According to a study published in Environmental Science & Technology Letters, chemists and engineers from the U.S. Geological Survey, a federal agency, and the University of Iowa, identified the presence of three neonicotinoids in drinking water delivered from an Iowa City treatment facility. 

Neonicotinoids have ranked one of the most popular pesticides harnessed by American farmers in recent decades, and are considered difficult to treat in conventional water treatment processes. 

With a chemical structure similar to that of nicotine, neonicotinoids have been blamed alongside habitat loss and disease for a decline in honeybee populations. The pesticide has also been found in insects, microbes, and even coastal shellfish, prompting several countries in Europe such as Germany, France and Italy as well as a number of states in the United States to restrict the use of neonicotinoids.
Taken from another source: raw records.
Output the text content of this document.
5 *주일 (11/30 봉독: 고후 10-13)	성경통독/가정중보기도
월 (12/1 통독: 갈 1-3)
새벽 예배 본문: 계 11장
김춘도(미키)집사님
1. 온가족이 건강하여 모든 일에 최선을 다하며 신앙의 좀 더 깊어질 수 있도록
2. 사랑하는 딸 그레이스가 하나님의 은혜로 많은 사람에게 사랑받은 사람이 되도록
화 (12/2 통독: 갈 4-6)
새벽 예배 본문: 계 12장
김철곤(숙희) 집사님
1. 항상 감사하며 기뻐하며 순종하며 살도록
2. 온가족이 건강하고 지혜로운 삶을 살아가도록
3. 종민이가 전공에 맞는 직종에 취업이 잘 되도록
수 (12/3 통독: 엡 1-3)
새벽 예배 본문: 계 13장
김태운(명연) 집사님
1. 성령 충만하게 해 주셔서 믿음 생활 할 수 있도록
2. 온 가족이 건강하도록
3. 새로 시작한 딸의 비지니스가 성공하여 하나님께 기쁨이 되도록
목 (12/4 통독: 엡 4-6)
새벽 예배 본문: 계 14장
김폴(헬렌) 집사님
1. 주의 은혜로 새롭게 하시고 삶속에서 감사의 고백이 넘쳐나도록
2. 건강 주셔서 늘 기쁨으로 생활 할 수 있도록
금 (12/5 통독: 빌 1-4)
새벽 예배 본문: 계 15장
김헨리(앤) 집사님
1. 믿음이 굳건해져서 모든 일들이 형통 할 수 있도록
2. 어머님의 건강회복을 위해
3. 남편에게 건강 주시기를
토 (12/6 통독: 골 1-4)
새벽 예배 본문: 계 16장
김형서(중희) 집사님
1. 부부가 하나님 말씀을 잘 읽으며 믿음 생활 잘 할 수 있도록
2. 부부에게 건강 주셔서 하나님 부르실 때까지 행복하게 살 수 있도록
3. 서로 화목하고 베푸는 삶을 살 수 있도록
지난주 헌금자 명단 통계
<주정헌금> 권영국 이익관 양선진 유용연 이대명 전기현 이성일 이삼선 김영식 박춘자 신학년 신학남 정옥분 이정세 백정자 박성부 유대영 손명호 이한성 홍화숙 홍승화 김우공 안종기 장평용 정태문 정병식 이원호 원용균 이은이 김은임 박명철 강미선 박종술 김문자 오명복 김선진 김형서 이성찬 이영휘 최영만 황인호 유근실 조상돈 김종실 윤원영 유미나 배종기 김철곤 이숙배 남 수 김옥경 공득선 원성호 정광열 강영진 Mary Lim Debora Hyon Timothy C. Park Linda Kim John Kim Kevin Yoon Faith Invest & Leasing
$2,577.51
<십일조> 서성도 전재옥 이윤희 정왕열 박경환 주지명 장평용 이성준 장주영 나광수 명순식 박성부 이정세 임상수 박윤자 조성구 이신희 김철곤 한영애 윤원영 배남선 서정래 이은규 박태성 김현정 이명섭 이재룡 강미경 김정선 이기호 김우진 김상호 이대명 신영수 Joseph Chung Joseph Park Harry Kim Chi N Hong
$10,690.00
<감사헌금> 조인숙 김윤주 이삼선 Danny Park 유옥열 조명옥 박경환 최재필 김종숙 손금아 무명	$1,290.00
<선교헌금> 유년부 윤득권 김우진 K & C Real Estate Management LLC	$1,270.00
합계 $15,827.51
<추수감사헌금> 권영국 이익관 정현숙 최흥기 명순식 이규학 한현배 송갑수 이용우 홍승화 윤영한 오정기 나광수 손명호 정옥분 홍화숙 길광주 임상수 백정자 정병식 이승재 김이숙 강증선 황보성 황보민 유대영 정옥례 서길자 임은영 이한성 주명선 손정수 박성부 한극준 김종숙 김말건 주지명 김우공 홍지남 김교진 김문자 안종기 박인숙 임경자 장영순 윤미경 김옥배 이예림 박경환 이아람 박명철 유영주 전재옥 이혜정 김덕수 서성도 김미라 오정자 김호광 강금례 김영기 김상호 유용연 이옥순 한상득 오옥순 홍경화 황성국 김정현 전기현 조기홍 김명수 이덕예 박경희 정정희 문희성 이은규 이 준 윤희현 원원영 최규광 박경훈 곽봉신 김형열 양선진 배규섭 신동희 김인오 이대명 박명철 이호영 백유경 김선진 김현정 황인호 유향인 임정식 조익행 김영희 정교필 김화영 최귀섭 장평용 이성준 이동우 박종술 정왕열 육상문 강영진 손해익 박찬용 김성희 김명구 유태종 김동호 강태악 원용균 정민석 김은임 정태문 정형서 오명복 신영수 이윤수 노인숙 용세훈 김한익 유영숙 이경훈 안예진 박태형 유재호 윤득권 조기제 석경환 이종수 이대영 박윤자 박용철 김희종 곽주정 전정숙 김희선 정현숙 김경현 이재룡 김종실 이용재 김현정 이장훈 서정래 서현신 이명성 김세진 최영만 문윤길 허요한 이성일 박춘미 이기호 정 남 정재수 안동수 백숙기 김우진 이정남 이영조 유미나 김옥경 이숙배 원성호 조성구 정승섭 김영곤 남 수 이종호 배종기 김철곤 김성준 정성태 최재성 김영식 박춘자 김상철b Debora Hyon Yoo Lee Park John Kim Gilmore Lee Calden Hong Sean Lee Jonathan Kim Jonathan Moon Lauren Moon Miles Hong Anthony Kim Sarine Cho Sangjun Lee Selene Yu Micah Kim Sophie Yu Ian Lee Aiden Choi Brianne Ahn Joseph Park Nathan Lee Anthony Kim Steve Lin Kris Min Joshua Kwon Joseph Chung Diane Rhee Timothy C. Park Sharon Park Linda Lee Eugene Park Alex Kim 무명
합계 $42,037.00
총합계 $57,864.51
Meanwhile, a Gallup poll conducted March 1-5, 2017, reveals Americans are more concerned about water pollution than they have been since 2001. The latest percentages of Americans who are worried "a great deal" about the pollution of drinking water (63%) and of rivers, lakes and reservoirs (57%) have inched past the elevated levels of concern seen since 2014, according to the Gallup survey of 1,018 adults, aged 18 and older, living in all 50 U.S. states and the District of Columbia.

According to Gallup, 'water pollution remains Americans' greatest concern'.